Experts compared the system to the famous ‘double-sunset’ pictured on Luke Skywalker’s home planet Tatooine in ‘Star Wars: A New Hope’.
The Trappist-1 star system (artist’s impression), which hosts a record seven Earth-like planets, was one of the biggest discoveries of 2017. Kepler spotted the system in 2016, but scientists revealed the find in a series of papers released in February this year
3) Finding the first habitable planet outside of the solar system
Scientists found Kepler-22b in 2011, the first habitable planet found by astronomers outside of the solar system.
The habitable super-Earth appears to be a large, rocky planet with a surface temperature of about 72°F (22°C), similar to a spring day on Earth.
4) Discovering a ‘super-Earth’
The telescope found its first ‘super-Earth’ in April 2017, a huge planet called LHS 1140b.
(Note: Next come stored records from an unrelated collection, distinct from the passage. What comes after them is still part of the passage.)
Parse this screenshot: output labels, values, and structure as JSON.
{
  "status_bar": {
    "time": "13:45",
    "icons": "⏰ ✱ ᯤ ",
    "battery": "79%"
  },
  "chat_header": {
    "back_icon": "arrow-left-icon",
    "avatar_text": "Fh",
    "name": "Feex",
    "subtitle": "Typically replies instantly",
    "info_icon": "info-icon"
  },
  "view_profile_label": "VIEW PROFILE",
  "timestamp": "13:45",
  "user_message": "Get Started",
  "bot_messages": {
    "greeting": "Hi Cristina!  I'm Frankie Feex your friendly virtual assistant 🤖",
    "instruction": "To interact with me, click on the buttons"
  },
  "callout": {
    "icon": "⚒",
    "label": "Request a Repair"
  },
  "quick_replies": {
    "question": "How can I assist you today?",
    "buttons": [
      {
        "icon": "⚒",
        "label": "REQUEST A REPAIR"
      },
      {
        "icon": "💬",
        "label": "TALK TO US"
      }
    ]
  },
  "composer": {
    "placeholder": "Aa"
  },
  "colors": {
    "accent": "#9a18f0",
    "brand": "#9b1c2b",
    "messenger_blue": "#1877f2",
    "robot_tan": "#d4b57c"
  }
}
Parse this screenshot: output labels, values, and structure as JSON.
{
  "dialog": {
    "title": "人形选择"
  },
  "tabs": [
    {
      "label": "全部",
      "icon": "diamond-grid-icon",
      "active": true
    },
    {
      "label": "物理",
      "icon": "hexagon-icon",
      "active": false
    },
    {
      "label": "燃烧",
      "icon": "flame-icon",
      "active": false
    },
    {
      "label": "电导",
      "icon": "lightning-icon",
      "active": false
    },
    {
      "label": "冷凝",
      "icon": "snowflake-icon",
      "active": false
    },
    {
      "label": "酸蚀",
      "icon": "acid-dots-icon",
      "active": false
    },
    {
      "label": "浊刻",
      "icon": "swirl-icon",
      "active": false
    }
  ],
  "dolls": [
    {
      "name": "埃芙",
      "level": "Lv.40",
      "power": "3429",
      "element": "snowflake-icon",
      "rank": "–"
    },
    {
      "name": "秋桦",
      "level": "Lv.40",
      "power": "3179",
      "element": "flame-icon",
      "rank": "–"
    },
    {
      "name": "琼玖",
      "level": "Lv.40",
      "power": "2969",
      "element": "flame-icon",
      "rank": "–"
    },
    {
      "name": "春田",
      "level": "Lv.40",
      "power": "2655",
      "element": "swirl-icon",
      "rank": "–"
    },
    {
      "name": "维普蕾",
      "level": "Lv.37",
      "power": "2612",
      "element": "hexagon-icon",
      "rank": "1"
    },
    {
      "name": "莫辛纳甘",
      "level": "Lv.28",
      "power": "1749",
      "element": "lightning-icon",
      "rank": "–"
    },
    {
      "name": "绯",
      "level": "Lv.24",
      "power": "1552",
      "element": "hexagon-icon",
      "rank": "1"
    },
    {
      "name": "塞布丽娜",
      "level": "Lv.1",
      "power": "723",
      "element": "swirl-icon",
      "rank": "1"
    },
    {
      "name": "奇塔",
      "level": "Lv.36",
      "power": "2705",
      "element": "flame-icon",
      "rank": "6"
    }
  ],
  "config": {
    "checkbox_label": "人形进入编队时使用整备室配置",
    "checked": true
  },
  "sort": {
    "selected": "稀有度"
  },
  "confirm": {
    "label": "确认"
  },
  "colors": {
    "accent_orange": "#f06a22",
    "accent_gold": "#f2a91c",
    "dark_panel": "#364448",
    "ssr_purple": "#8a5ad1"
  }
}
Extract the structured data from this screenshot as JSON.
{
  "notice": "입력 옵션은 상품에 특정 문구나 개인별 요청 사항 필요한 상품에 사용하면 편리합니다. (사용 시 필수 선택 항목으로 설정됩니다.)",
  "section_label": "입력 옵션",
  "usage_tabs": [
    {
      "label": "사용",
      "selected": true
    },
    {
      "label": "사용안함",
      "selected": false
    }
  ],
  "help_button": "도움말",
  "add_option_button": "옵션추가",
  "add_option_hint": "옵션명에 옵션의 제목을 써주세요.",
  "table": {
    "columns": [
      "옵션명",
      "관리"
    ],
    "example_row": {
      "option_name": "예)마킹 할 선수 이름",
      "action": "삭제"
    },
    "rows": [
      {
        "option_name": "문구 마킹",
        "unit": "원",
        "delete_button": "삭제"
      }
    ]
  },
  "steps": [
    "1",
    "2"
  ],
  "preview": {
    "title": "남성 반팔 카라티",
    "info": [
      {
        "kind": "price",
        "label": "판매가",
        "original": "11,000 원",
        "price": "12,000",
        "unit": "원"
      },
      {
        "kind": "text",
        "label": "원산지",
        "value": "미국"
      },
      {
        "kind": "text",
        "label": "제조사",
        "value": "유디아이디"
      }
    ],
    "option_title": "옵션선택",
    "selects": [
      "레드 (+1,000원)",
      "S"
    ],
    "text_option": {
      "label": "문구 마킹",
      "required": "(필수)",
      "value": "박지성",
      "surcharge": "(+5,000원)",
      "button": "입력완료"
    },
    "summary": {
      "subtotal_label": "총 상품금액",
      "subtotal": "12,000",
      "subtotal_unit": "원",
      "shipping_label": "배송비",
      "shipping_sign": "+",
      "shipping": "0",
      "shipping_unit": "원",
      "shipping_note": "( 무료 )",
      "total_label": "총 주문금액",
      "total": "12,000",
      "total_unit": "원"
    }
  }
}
It orbits a red dwarf star around 40 million light years away, and scientists think it holds giant oceans of magma.
5) Finding the ‘Trappist-1’ star system
The Trappist-1 star system, which hosts a record seven Earth-like planets, was one of the biggest discoveries of 2017.
Each of the planets, which orbit a dwarf star just 39 million light years, likely holds water at its surface.
Three of the planets have such good conditions that scientists say life may have already evolved on them.
Kepler spotted the system in 2016, but scientists revealed the discovery in a series of papers released in February this year.